The basics are very simple, each time you interface two audio devices with each other over a digital connection, you have to establish sync between them.

This is because both devices have an internal clock signal, running at the chosen samplerate (or multiples of, but thats not the point here). While samplerate can seem equal between the two devices (eg. both are set internally at 44.1kHz), in reality there are two major problems when you try to make them interface with each other:
1. Both rates will never be exactly the same (ex. one might have 44101Hz, and the other 44099Hz)
2. Even if they would, by miracle, be exactly equal, the exact timing when a sample is either captured or playbacked, will never be the same with both machines.

The result of interfacing these two devices without sync will be (strong) jitter. Resulting in heavy distortion on high frequency material and clicks and pops.

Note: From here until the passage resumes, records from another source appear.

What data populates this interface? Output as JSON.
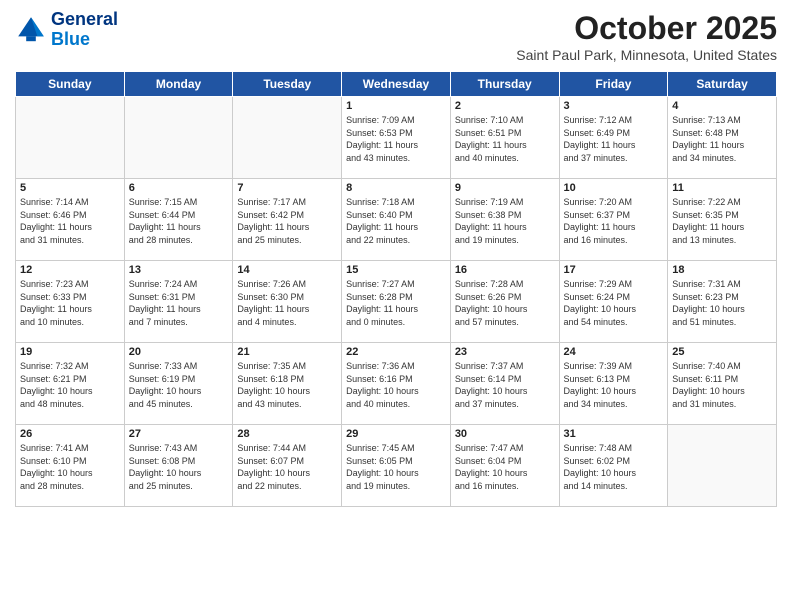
{
  "header": {
    "logo_line1": "General",
    "logo_line2": "Blue",
    "month_title": "October 2025",
    "location": "Saint Paul Park, Minnesota, United States"
  },
  "weekdays": [
    "Sunday",
    "Monday",
    "Tuesday",
    "Wednesday",
    "Thursday",
    "Friday",
    "Saturday"
  ],
  "weeks": [
    [
      {
        "day": "",
        "info": "",
        "empty": true
      },
      {
        "day": "",
        "info": "",
        "empty": true
      },
      {
        "day": "",
        "info": "",
        "empty": true
      },
      {
        "day": "1",
        "info": "Sunrise: 7:09 AM\nSunset: 6:53 PM\nDaylight: 11 hours\nand 43 minutes.",
        "empty": false
      },
      {
        "day": "2",
        "info": "Sunrise: 7:10 AM\nSunset: 6:51 PM\nDaylight: 11 hours\nand 40 minutes.",
        "empty": false
      },
      {
        "day": "3",
        "info": "Sunrise: 7:12 AM\nSunset: 6:49 PM\nDaylight: 11 hours\nand 37 minutes.",
        "empty": false
      },
      {
        "day": "4",
        "info": "Sunrise: 7:13 AM\nSunset: 6:48 PM\nDaylight: 11 hours\nand 34 minutes.",
        "empty": false
      }
    ],
    [
      {
        "day": "5",
        "info": "Sunrise: 7:14 AM\nSunset: 6:46 PM\nDaylight: 11 hours\nand 31 minutes.",
        "empty": false
      },
      {
        "day": "6",
        "info": "Sunrise: 7:15 AM\nSunset: 6:44 PM\nDaylight: 11 hours\nand 28 minutes.",
        "empty": false
      },
      {
        "day": "7",
        "info": "Sunrise: 7:17 AM\nSunset: 6:42 PM\nDaylight: 11 hours\nand 25 minutes.",
        "empty": false
      },
      {
        "day": "8",
        "info": "Sunrise: 7:18 AM\nSunset: 6:40 PM\nDaylight: 11 hours\nand 22 minutes.",
        "empty": false
      },
      {
        "day": "9",
        "info": "Sunrise: 7:19 AM\nSunset: 6:38 PM\nDaylight: 11 hours\nand 19 minutes.",
        "empty": false
      },
      {
        "day": "10",
        "info": "Sunrise: 7:20 AM\nSunset: 6:37 PM\nDaylight: 11 hours\nand 16 minutes.",
        "empty": false
      },
      {
        "day": "11",
        "info": "Sunrise: 7:22 AM\nSunset: 6:35 PM\nDaylight: 11 hours\nand 13 minutes.",
        "empty": false
      }
    ],
    [
      {
        "day": "12",
        "info": "Sunrise: 7:23 AM\nSunset: 6:33 PM\nDaylight: 11 hours\nand 10 minutes.",
        "empty": false
      },
      {
        "day": "13",
        "info": "Sunrise: 7:24 AM\nSunset: 6:31 PM\nDaylight: 11 hours\nand 7 minutes.",
        "empty": false
      },
      {
        "day": "14",
        "info": "Sunrise: 7:26 AM\nSunset: 6:30 PM\nDaylight: 11 hours\nand 4 minutes.",
        "empty": false
      },
      {
        "day": "15",
        "info": "Sunrise: 7:27 AM\nSunset: 6:28 PM\nDaylight: 11 hours\nand 0 minutes.",
        "empty": false
      },
      {
        "day": "16",
        "info": "Sunrise: 7:28 AM\nSunset: 6:26 PM\nDaylight: 10 hours\nand 57 minutes.",
        "empty": false
      },
      {
        "day": "17",
        "info": "Sunrise: 7:29 AM\nSunset: 6:24 PM\nDaylight: 10 hours\nand 54 minutes.",
        "empty": false
      },
      {
        "day": "18",
        "info": "Sunrise: 7:31 AM\nSunset: 6:23 PM\nDaylight: 10 hours\nand 51 minutes.",
        "empty": false
      }
    ],
    [
      {
        "day": "19",
        "info": "Sunrise: 7:32 AM\nSunset: 6:21 PM\nDaylight: 10 hours\nand 48 minutes.",
        "empty": false
      },
      {
        "day": "20",
        "info": "Sunrise: 7:33 AM\nSunset: 6:19 PM\nDaylight: 10 hours\nand 45 minutes.",
        "empty": false
      },
      {
        "day": "21",
        "info": "Sunrise: 7:35 AM\nSunset: 6:18 PM\nDaylight: 10 hours\nand 43 minutes.",
        "empty": false
      },
      {
        "day": "22",
        "info": "Sunrise: 7:36 AM\nSunset: 6:16 PM\nDaylight: 10 hours\nand 40 minutes.",
        "empty": false
      },
      {
        "day": "23",
        "info": "Sunrise: 7:37 AM\nSunset: 6:14 PM\nDaylight: 10 hours\nand 37 minutes.",
        "empty": false
      },
      {
        "day": "24",
        "info": "Sunrise: 7:39 AM\nSunset: 6:13 PM\nDaylight: 10 hours\nand 34 minutes.",
        "empty": false
      },
      {
        "day": "25",
        "info": "Sunrise: 7:40 AM\nSunset: 6:11 PM\nDaylight: 10 hours\nand 31 minutes.",
        "empty": false
      }
    ],
    [
      {
        "day": "26",
        "info": "Sunrise: 7:41 AM\nSunset: 6:10 PM\nDaylight: 10 hours\nand 28 minutes.",
        "empty": false
      },
      {
        "day": "27",
        "info": "Sunrise: 7:43 AM\nSunset: 6:08 PM\nDaylight: 10 hours\nand 25 minutes.",
        "empty": false
      },
      {
        "day": "28",
        "info": "Sunrise: 7:44 AM\nSunset: 6:07 PM\nDaylight: 10 hours\nand 22 minutes.",
        "empty": false
      },
      {
        "day": "29",
        "info": "Sunrise: 7:45 AM\nSunset: 6:05 PM\nDaylight: 10 hours\nand 19 minutes.",
        "empty": false
      },
      {
        "day": "30",
        "info": "Sunrise: 7:47 AM\nSunset: 6:04 PM\nDaylight: 10 hours\nand 16 minutes.",
        "empty": false
      },
      {
        "day": "31",
        "info": "Sunrise: 7:48 AM\nSunset: 6:02 PM\nDaylight: 10 hours\nand 14 minutes.",
        "empty": false
      },
      {
        "day": "",
        "info": "",
        "empty": true
      }
    ]
  ]
}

As an example, if you have an ADAT capable A/D converter, and an ADAT in port on your computer interface and you want to make a recording, you will need to chose one of both as either clock master or clock slave.

Option 1 would be to tell the computer to instead of listen to it's own build in clock, to listen to the clock of the A/D converter. This option is usually set in either the interface settings, or DAW settings.
Now to your question, ADAT is a very nice interfacing format since it transports a clock signal over it's own cable. You could tell the computer in this case to go and listen to the incoming ADAT clock signal, and sync to that to guarantee the exact same samplerate inside the DAW as the converter uses to capture the audio.

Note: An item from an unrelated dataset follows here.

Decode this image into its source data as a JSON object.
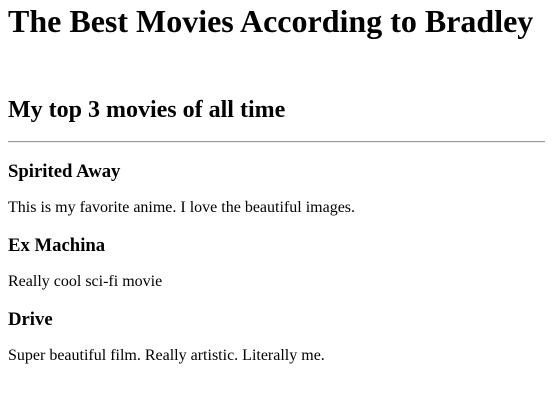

Option 2 would be to tell the converter to listen to the PC instead. In this case we could have a problem, since only an ADAT cable is wired from the A/D to the PC, but not vice versa, and so there is no incoming clock signal to sync to. Thats where for example a wordclock cable might be helpful. If the PC's interface has a WC out, you could wire the BNC cable to the A/D's WC-in and establish sync by slaving the A/D to the WC.


Which one here is better? Technically speaking option 1, since A/D conversion is the most destructive process in the chain, and if the clock signal isn't stable at capture, there is no way to fix it afterwards, and playback will be flawed too.

However, it could be possible that your A/D's built in clock is so bad, that an external one gives better results. This could be used to have all other digital devices (in our example the A/D and the PC interface) slaved to. But results in this case vary widely and are subject to a lot of controverse also.

Along the same lines, you could be working in a media company where they have an in house clock where everything should be slaved to. In that case all your devices need to be slaved to that one master clock to retain sync (wordclock as well as timecode) throughout the building.


Regarding your question wich one of the formats is better, depends on your particular setup:
S/PDIF, AES/EBU and ADAT carry their own clock signal. So if you have decent cables to interface your devices with (remember, 75ohm RCA for S/PDIF and 110ohm XLR for AES/EBU!), then there is no immediate need to hook up an additional wordclock to sync to. Just sync to the incoming interface itself, and judge if the connect seems correct. You could also try to mesure the jitter of your interface to see if everything is correct.
If not you can always opt for the extra wordclock connection to sync to, but benefits here are usually preserved for larger distances. Changing to a better digital cable will in most cases be sufficient.